Officials say they found Kimberly Pushard, 51, and Angela Bussel, 50, on a snowmobile trail near Nicatous Lake in East Hancock, Maine, on Sunday.
The women set out on a trip to The Maine Mall in South Portland on 21 February but got lost on the way back home, according to The Portland Press Herald.
Officials say that their journey then took them hundreds of miles through Massachusetts, New Hampshire and finally back to Maine.
Law enforcement used aircraft, trucks and snowmobiles to search for the friends, who New Hampshire State Police say both have “intellectual disabilities.”
A game warden then found them at around 4pm on Sunday in their car, which had got stuck in the snow and run out of gas, on an unploughed road.
“I hollered, ‘Hello, game warden,’ two times and probably maybe 10 or 15 seconds later, the driver’s side door opened up in the car and Kim actually kind of stuck her head out and she said hello,” said Maine game warden Brad Richard.
“And I said, ‘Kim.’ She says, ‘How did you know my name?’ I said, ‘We’ve been looking for you.”
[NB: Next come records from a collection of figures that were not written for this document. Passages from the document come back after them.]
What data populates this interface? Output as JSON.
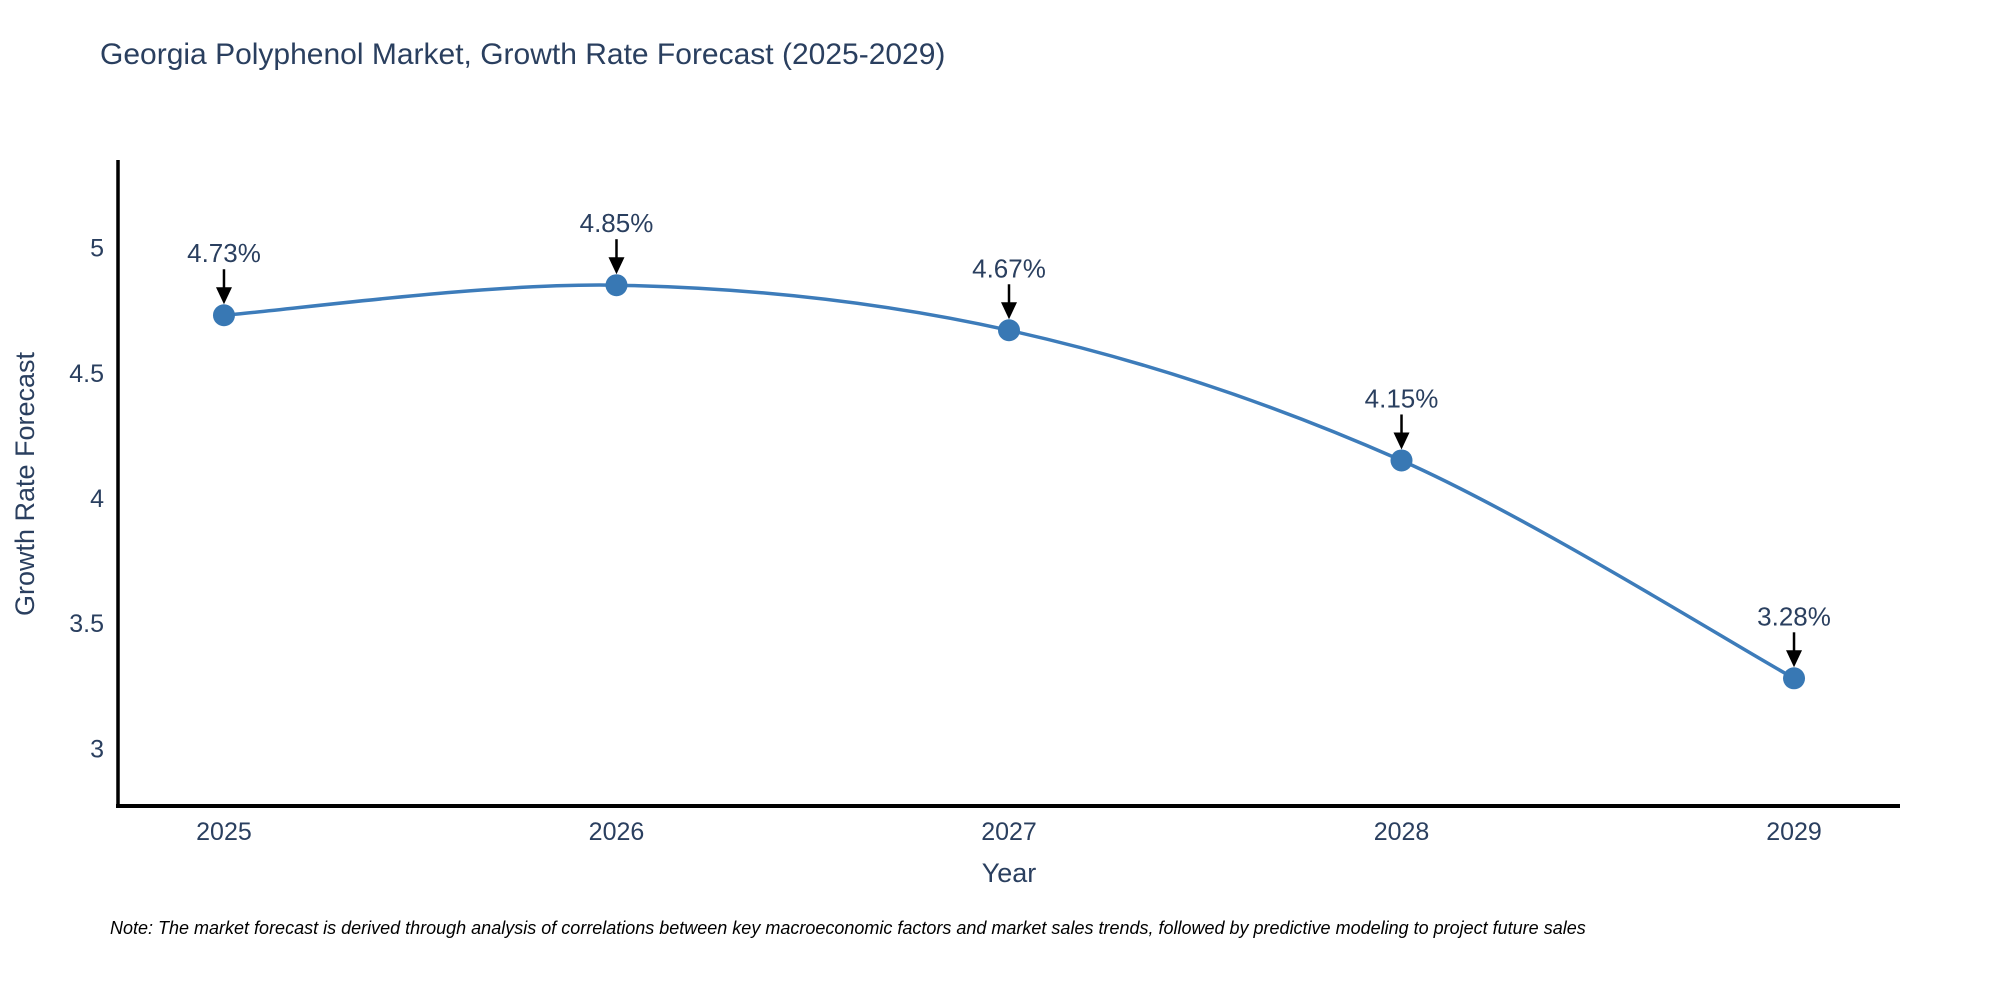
{
  "chart_data": {
    "type": "line",
    "title": "Georgia Polyphenol Market, Growth Rate Forecast (2025-2029)",
    "xlabel": "Year",
    "ylabel": "Growth Rate Forecast",
    "x": [
      2025,
      2026,
      2027,
      2028,
      2029
    ],
    "y": [
      4.73,
      4.85,
      4.67,
      4.15,
      3.28
    ],
    "point_labels": [
      "4.73%",
      "4.85%",
      "4.67%",
      "4.15%",
      "3.28%"
    ],
    "xticks": [
      2025,
      2026,
      2027,
      2028,
      2029
    ],
    "yticks": [
      3,
      3.5,
      4,
      4.5,
      5
    ],
    "xlim": [
      2024.73,
      2029.27
    ],
    "ylim": [
      2.77,
      5.35
    ],
    "grid": false,
    "legend": "none",
    "line_shape": "spline",
    "line_color": "#3d7cba",
    "marker_color": "#3878b4",
    "axis_color": "#000000",
    "text_color": "#2a3f5f",
    "annotation_arrow_color": "#000000"
  },
  "footnote": "Note: The market forecast is derived through analysis of correlations between key macroeconomic factors and market sales trends, followed by predictive modeling to project future sales"
}
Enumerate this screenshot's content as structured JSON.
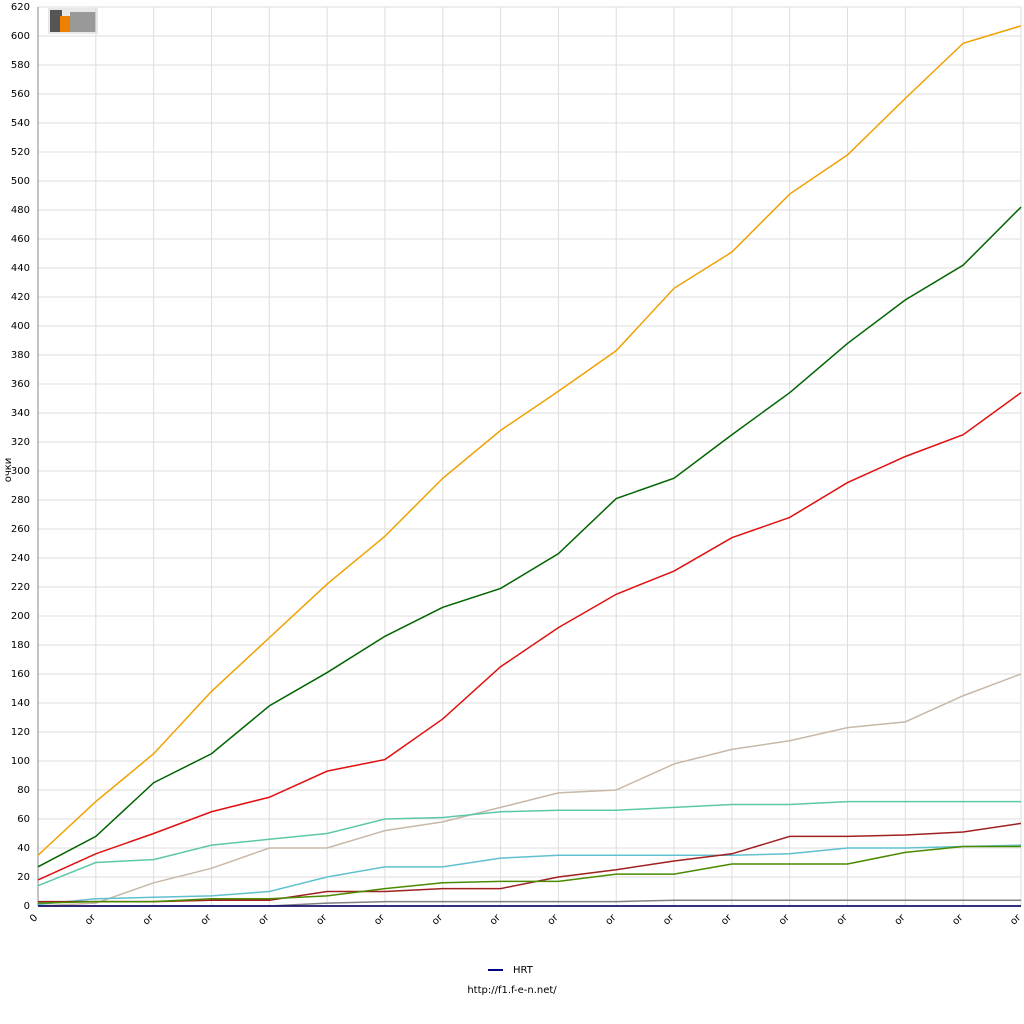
{
  "chart_data": {
    "type": "line",
    "y_label": "очки",
    "source": "http://f1.f-e-n.net/",
    "categories": [
      "0",
      "or",
      "or",
      "or",
      "or",
      "or",
      "or",
      "or",
      "or",
      "or",
      "or",
      "or",
      "or",
      "or",
      "or",
      "or",
      "or",
      "or"
    ],
    "ylim": [
      0,
      620
    ],
    "yticks": [
      0,
      20,
      40,
      60,
      80,
      100,
      120,
      140,
      160,
      180,
      200,
      220,
      240,
      260,
      280,
      300,
      320,
      340,
      360,
      380,
      400,
      420,
      440,
      460,
      480,
      500,
      520,
      540,
      560,
      580,
      600,
      620
    ],
    "grid": true,
    "series": [
      {
        "color": "#f0a000",
        "values": [
          35,
          72,
          105,
          148,
          185,
          222,
          255,
          295,
          328,
          355,
          383,
          426,
          451,
          491,
          518,
          557,
          595,
          607
        ]
      },
      {
        "color": "#006400",
        "values": [
          27,
          48,
          85,
          105,
          138,
          161,
          186,
          206,
          219,
          243,
          281,
          295,
          325,
          354,
          388,
          418,
          442,
          482
        ]
      },
      {
        "color": "#e01010",
        "values": [
          18,
          36,
          50,
          65,
          75,
          93,
          101,
          129,
          165,
          192,
          215,
          231,
          254,
          268,
          292,
          310,
          325,
          354
        ]
      },
      {
        "color": "#c8b8a8",
        "values": [
          0,
          2,
          16,
          26,
          40,
          40,
          52,
          58,
          68,
          78,
          80,
          98,
          108,
          114,
          123,
          127,
          145,
          160
        ]
      },
      {
        "color": "#5cc8a8",
        "values": [
          14,
          30,
          32,
          42,
          46,
          50,
          60,
          61,
          65,
          66,
          66,
          68,
          70,
          70,
          72,
          72,
          72,
          72
        ]
      },
      {
        "color": "#60c0d0",
        "values": [
          1,
          5,
          6,
          7,
          10,
          20,
          27,
          27,
          33,
          35,
          35,
          35,
          35,
          36,
          40,
          40,
          41,
          42
        ]
      },
      {
        "color": "#a02020",
        "values": [
          3,
          3,
          3,
          4,
          4,
          10,
          10,
          12,
          12,
          20,
          25,
          31,
          36,
          48,
          48,
          49,
          51,
          57
        ]
      },
      {
        "color": "#4a8a00",
        "values": [
          2,
          3,
          3,
          5,
          5,
          7,
          12,
          16,
          17,
          17,
          22,
          22,
          29,
          29,
          29,
          37,
          41,
          41
        ]
      },
      {
        "color": "#808080",
        "values": [
          0,
          0,
          0,
          0,
          0,
          2,
          3,
          3,
          3,
          3,
          3,
          4,
          4,
          4,
          4,
          4,
          4,
          4
        ]
      },
      {
        "color": "#b08000",
        "values": [
          0,
          0,
          0,
          0,
          0,
          0,
          0,
          0,
          0,
          0,
          0,
          0,
          0,
          0,
          0,
          0,
          0,
          0
        ]
      },
      {
        "name": "HRT",
        "color": "#000080",
        "values": [
          0,
          0,
          0,
          0,
          0,
          0,
          0,
          0,
          0,
          0,
          0,
          0,
          0,
          0,
          0,
          0,
          0,
          0
        ]
      }
    ]
  }
}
Mr Richard said he asked the women if they were hungry and thirsty, to which they told him they were.
“So I gave them what was left in my lunch and I said, ‘I’ve got to go and get in contact with some with my bosses and get some resources headed this way,” he added.
“Well, would you hurry up?” Ms Pushard then told him.
Both women were taken to a hospital in Lincoln, Maine, for medical evaluation.
Ms Bussell was treated for frostbite before being discharged, while Ms Pushard was kept in overnight for treatment to bruises and muscle pulls, according to the Press Herald.